Lake in Lombardy, Italy

Lago d'Arno is a lake in the Province of Brescia, Lombardy, Italy. In 1911 it was dammed, which increased its maximum capacity in order to obtain a reserve for the hydroelectric industry.

It lies in a glacial basin southeast of the Saviore Valley and is approximately 2,400 meters long, 430 meters wide, and has an elongated "S" shape. With a maximum surface area of 86.2 hectares, it is the largest lake in the Camonica Valley. The lake is fed by the Ghilarda stream, which is why the Arno Valley, one of the three valleys of the Saviore Valley (the other two are the Salarno and Adamé valleys), is also known as the Ghilarda Valley. Its waters, harnessed by a dam, are used to generate hydroelectric power and power the San Fiorano power plant, thanks to a difference in elevation of approximately 1,300 meters (4265.092 ft).

The lake can only be reached on foot, as the cable car serving the dam has been dismantled.
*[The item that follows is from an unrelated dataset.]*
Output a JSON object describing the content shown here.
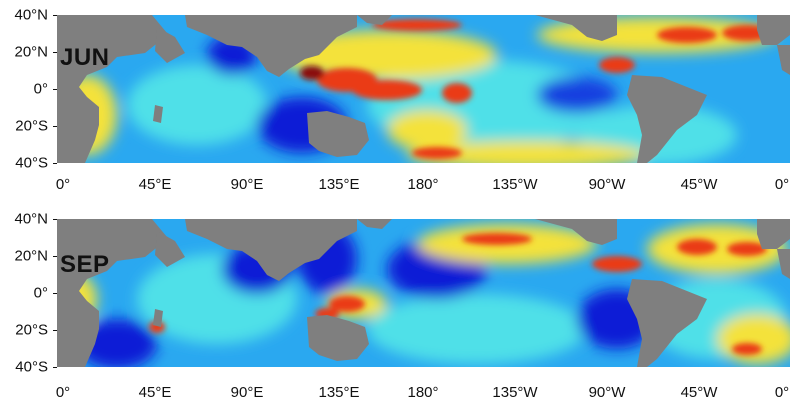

The most direct route begins in Isola (a hamlet of Cevo) with CAI trail number 88 leads steeply to the dam in about 2 hours and 30 minutes. Another route, called the "Three Brothers" (trail number 22) because it crosses three rocky valleys, begins in Paspardo and reaches the dam by cutting across the northern slopes of Mount Colombé, in about 3 hours and 15 minutes. A third route is from Valle di Saviore. Starting from Rasega, take trail number 20; the hike also takes about 3 hours and 15 minutes.